A poco più di sei mesi dall’inizio dei Mondiali di sci nordico di Falun 2027, in programma in Svezia dal 24 febbraio al 7 marzo prossimi, resta ancora da definire chi trasmetterà il grande evento in Norvegia.
Secondo quanto riportato dal quotidiano norvegese Dagbladet, nessuna emittente televisiva norvegese ha ancora acquistato i diritti di trasmissione delle gare iridate. Una situazione insolita per un Paese in cui le grandi competizioni di sci nordico rappresentano tradizionalmente uno degli appuntamenti sportivi più seguiti.
«Non mi sono mai trovato in una situazione in cui, a sei mesi dai Mondiali, i diritti non siano ancora stati venduti», ha spiegato Terje Lund, responsabile degli eventi della Federazione norvegese di sci.
Attualmente, la vendita dei diritti televisivi internazionali per conto della FIS è gestita dalla società di marketing Infront.
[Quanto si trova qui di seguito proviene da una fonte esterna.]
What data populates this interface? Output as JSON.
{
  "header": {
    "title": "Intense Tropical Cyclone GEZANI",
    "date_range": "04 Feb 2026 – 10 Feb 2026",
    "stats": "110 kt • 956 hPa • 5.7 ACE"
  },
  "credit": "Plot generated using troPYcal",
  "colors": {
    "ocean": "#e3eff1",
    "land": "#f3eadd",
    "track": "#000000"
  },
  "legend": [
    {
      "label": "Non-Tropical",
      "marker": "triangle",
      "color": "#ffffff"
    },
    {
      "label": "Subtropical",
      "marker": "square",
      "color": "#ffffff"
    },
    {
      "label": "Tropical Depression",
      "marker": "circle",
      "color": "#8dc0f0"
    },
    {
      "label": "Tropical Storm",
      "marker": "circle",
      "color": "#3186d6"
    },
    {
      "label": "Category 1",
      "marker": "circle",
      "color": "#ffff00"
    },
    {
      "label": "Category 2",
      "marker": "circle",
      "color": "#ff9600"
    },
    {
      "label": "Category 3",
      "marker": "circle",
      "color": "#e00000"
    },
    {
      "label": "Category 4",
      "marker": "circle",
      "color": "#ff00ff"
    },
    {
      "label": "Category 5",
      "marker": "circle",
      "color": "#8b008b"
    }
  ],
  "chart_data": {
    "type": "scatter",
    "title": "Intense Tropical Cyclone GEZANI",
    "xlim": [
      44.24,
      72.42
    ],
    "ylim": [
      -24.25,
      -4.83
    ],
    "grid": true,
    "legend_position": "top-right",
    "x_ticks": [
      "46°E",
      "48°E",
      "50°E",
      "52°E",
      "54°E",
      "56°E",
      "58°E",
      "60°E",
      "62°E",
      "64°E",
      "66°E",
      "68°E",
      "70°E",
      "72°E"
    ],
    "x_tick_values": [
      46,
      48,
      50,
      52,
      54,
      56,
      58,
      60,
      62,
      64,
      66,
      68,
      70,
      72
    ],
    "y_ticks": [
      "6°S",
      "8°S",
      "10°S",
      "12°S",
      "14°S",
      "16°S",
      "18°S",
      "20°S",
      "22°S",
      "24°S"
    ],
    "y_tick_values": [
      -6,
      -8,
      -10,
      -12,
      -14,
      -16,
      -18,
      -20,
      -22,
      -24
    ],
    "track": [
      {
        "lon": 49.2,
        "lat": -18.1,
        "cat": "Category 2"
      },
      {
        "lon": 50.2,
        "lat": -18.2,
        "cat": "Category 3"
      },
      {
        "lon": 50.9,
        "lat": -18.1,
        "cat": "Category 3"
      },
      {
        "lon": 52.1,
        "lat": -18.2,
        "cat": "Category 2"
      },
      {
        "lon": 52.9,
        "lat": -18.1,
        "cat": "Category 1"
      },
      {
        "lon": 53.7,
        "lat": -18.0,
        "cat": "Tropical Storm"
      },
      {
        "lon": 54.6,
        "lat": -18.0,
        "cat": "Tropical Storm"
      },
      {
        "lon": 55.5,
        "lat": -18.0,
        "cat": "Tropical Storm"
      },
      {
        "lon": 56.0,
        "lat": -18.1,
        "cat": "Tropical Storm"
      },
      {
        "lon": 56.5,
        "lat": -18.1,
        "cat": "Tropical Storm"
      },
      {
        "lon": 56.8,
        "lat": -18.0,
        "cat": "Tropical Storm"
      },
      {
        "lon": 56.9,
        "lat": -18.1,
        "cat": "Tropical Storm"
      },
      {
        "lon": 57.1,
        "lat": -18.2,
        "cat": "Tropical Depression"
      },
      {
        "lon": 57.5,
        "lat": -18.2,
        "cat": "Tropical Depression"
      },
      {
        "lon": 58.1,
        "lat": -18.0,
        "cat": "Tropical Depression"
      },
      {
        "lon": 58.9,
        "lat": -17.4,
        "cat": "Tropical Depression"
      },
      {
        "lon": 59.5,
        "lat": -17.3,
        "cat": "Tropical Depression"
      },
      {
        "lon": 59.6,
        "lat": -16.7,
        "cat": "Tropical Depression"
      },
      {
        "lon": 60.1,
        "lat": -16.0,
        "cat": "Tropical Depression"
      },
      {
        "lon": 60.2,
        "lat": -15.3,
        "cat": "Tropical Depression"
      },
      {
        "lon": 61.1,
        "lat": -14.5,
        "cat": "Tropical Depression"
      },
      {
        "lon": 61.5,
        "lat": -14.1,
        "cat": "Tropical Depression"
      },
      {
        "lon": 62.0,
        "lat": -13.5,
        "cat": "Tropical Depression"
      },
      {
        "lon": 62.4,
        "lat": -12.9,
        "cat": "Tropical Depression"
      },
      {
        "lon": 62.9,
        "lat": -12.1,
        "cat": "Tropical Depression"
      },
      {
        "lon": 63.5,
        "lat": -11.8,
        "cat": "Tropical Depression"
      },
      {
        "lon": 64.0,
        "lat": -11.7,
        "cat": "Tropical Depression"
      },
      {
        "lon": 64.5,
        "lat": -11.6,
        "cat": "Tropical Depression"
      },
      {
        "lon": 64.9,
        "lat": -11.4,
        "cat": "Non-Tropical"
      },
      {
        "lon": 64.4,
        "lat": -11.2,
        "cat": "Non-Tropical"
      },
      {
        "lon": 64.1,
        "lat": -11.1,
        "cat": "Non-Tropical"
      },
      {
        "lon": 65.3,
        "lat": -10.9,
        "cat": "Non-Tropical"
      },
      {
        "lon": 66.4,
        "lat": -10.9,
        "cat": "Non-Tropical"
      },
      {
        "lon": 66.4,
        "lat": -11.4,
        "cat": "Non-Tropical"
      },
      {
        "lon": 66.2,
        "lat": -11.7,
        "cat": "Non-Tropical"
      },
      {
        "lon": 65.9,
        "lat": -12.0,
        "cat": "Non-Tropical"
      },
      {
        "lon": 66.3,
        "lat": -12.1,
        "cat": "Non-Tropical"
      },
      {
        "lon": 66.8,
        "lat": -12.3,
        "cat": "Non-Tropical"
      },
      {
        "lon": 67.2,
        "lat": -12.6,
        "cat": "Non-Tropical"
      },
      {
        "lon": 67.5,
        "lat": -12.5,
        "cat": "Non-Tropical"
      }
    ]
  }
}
Secondo le informazioni riportate dalla stampa norvegese, sia NRK sia TV 2 avrebbero presentato le proprie offerte già in primavera, ma le trattative si sarebbero arenate a causa delle richieste economiche.
Ancora più preoccupante è che la stessa situazione si sta verificando proprio in Svezia, Paese ospitante l’evento. L’emittente pubblica nazionale, SVT, si è detta interessata, ma deve tenere conto che coloro che si aggiudicheranno i diritti dovranno sostenere non soltanto gli oneri dell’accordo, ma anche quelli della produzione internazionale delle gare.
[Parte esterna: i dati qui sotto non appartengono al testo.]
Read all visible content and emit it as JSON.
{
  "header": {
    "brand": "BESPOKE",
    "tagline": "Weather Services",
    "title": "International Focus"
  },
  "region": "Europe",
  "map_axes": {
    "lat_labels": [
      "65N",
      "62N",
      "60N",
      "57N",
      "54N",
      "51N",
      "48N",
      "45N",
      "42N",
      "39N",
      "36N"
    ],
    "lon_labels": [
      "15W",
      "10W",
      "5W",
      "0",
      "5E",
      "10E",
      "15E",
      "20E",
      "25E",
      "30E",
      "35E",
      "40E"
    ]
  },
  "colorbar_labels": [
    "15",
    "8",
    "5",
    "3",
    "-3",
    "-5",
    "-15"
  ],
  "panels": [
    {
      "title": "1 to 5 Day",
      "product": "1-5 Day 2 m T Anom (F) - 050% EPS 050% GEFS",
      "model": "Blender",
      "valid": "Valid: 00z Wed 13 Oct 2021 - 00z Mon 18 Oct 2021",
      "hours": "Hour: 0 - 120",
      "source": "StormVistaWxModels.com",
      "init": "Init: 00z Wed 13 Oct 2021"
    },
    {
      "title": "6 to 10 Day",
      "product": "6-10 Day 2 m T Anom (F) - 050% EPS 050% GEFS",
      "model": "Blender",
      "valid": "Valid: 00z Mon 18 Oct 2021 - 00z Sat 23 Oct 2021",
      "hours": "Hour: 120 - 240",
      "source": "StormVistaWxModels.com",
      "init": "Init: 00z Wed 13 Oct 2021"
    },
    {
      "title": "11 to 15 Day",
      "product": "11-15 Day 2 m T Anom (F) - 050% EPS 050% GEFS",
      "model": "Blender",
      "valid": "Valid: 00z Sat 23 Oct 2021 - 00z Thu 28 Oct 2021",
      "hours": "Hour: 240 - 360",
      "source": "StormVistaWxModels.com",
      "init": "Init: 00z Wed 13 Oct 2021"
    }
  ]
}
«Al momento SVT non ha i diritti. Finché nessun’altra parte li avrà acquistati, non chiudiamo nessuna porta. Il tempo sarà comunque poco, indipendentemente da chi alla fine si assicurerà i diritti», Max Bursell, responsabile dello sport di SVT a Expressen, rimarcando la difficoltà economica che un tale sforzo comporterebbe. «Normalmente tutto questo sarebbe dovuto essere definito più di un anno fa. È probabile che in Svezia ci siano diverse emittenti interessate a trasmettere i Mondiali casalinghi, ma assumersi la responsabilità della produzione televisiva comporta costi elevati. In combinazione con gli alti costi dei diritti, può essere difficile far quadrare i conti».
Questo ritardo preoccupa gli organizzatori dell’evento e le Federazioni, considerando il lavoro necessario per preparare la copertura televisiva di un evento di questa portata, che richiede infatti mesi di preparazione per allestire studi, collegamenti, squadre tecniche e redazioni, oltre a definire il gruppo di commentatori ed esperti.
«Siamo già oltre il limite. La cosa che ci preoccupa maggiormente è che le emittenti abbiano bisogno di più tempo possibile per prepararsi. Per una televisione si tratta di un progetto enorme», ha sottolineato Lund.